When addressing a conference at the United Firefighters Union in Hobart last Friday (16 November), Greens Deputy Leader and climate-change spokesperson, Adam Bandt MP, announced a significant new election policy on coal.
Highlighting the link between worsening bushfires and climate change, Mr Bandt detailed how the Greens hold plans to phase out thermal coal exports by 2030.
“When coal exports are added to Australia’s domestic emissions, Australia is the sixth highest emitter in the world,” Mr Bandt said, “Australia’s coal exports produce over 1 billion tonnes of pollution a year, doubling our domestic emissions.”
If successful, the policy would build on the existing Greens policy of no new coal mines which would prevent, for example, the proposed giant Adani mine.

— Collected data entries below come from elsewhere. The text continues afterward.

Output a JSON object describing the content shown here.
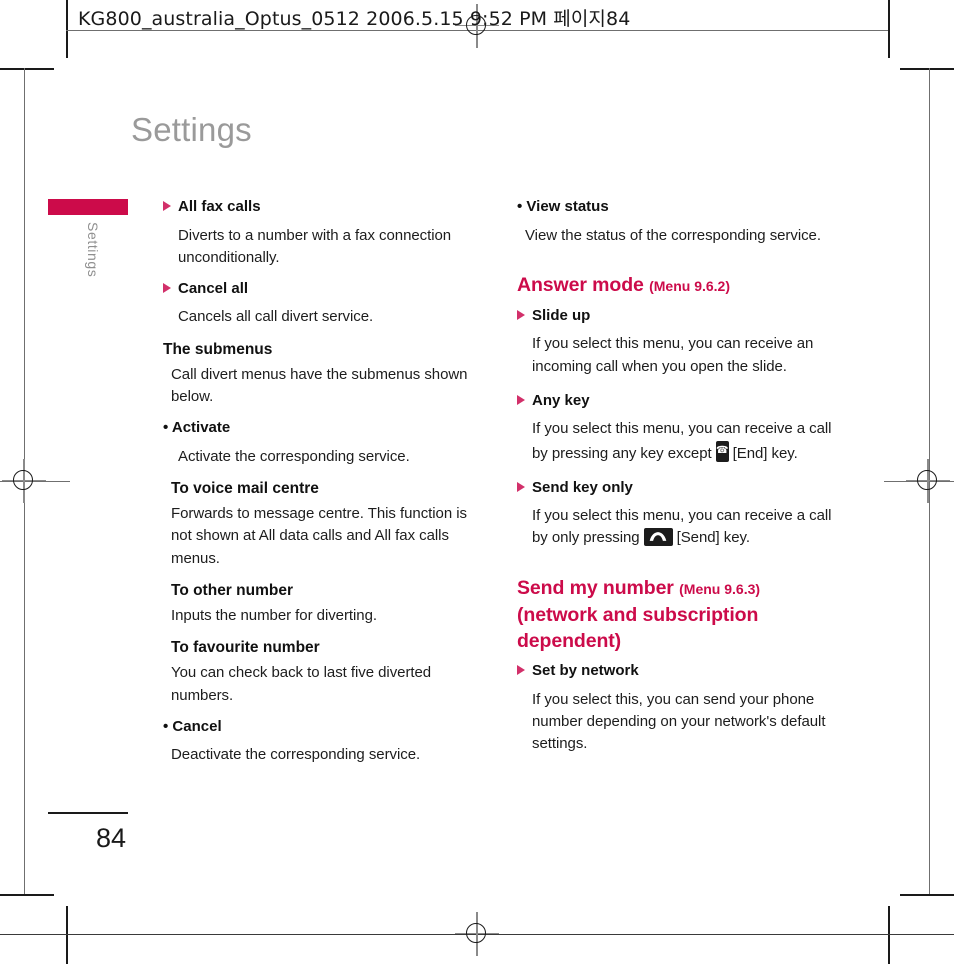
{
  "prepress": {
    "slug": "KG800_australia_Optus_0512  2006.5.15 9:52 PM  페이지84",
    "accent_color": "#cc0b4a",
    "bullet_color": "#d2306a",
    "title_color": "#9a9a9a"
  },
  "page": {
    "title": "Settings",
    "tab_label": "Settings",
    "number": "84"
  },
  "left_column": [
    {
      "type": "item-head",
      "bullet": "triangle",
      "text": "All fax calls"
    },
    {
      "type": "body",
      "text": "Diverts to a number with a fax connection unconditionally."
    },
    {
      "type": "item-head",
      "bullet": "triangle",
      "text": "Cancel all"
    },
    {
      "type": "body",
      "text": "Cancels all call divert service."
    },
    {
      "type": "plain-head",
      "text": "The submenus"
    },
    {
      "type": "body",
      "text": "Call divert menus have the submenus shown below."
    },
    {
      "type": "dot-head",
      "text": "• Activate"
    },
    {
      "type": "body",
      "text": "Activate the corresponding service."
    },
    {
      "type": "plain-head",
      "text": "To voice mail centre"
    },
    {
      "type": "body",
      "text": "Forwards to message centre. This function is not shown at All data calls and All fax calls menus."
    },
    {
      "type": "plain-head",
      "text": "To other number"
    },
    {
      "type": "body",
      "text": "Inputs the number for diverting."
    },
    {
      "type": "plain-head",
      "text": "To favourite number"
    },
    {
      "type": "body",
      "text": "You can check back to last five diverted numbers."
    },
    {
      "type": "dot-head",
      "text": "• Cancel"
    },
    {
      "type": "body",
      "text": "Deactivate the corresponding service."
    }
  ],
  "right_column": {
    "view_status": {
      "head": "• View status",
      "body": "View the status of the corresponding service."
    },
    "answer_mode": {
      "heading": "Answer mode",
      "menu_ref": "(Menu 9.6.2)",
      "items": [
        {
          "head": "Slide up",
          "body": "If you select this menu, you can receive an incoming call when you open the slide."
        },
        {
          "head": "Any key",
          "body_part1": "If you select this menu, you can receive a call by pressing any key except",
          "icon": "end-key-icon",
          "body_part2": "[End] key."
        },
        {
          "head": "Send key only",
          "body_part1": "If you select this menu, you can receive a call by only pressing",
          "icon": "send-key-icon",
          "body_part2": "[Send] key."
        }
      ]
    },
    "send_my_number": {
      "heading": "Send my number",
      "menu_ref": "(Menu 9.6.3)",
      "subheading": "(network and subscription dependent)",
      "items": [
        {
          "head": "Set by network",
          "body": "If you select this, you can send your phone number depending on your network's default settings."
        }
      ]
    }
  }
}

Mr Bandt further said that funds raised from coal export permits during the phase-out period would be used to support Australia’s coal communities during the transition.
Yet Tania Constable, Chief Executive Officer of the Minerals Council of Australia (MCA) was quick to respond, stating that the call by the Greens for Australian thermal coal exports to be made illegal ‘needs to be categorically rejected’.
“Australian coal has powered the industrialisation of Japan, Korea and China. In doing so it has directly contributed to hundreds of millions of people being lifted out of poverty and improving the living standards for many more,” she said.
“The International Energy Agency (IEA) in the 2018 World Energy Outlook said coal will remain the single largest source of electricity through to 2040 under both the current and new policies scenarios.”
“Suggesting that Australian thermal coal exports should be banned not only flies in the face of what the IEA is projecting for our region, it also condemns billions of people across the Asian region and increasingly Africa to energy poverty. The victims of this would be primarily women and children in developing countries,” she stated.
According to the MCA, royalties from coal contributed $5.2 billion to Australian State budgets in 2017-18, with the coal industry directly employing 50,000 people and 120,000-related jobs predominantly in small businesses in regional areas.
“Coal will continue to play an important role in the provision of power at the global level. The focus by the coal sector will be on how to lower its emission profile through more innovation and carbon capture and storage,” Constable said.
“Suggestions that coal exports should be banned are reckless and insulting to tens of thousands of hardworking Australians and their families,” she warned.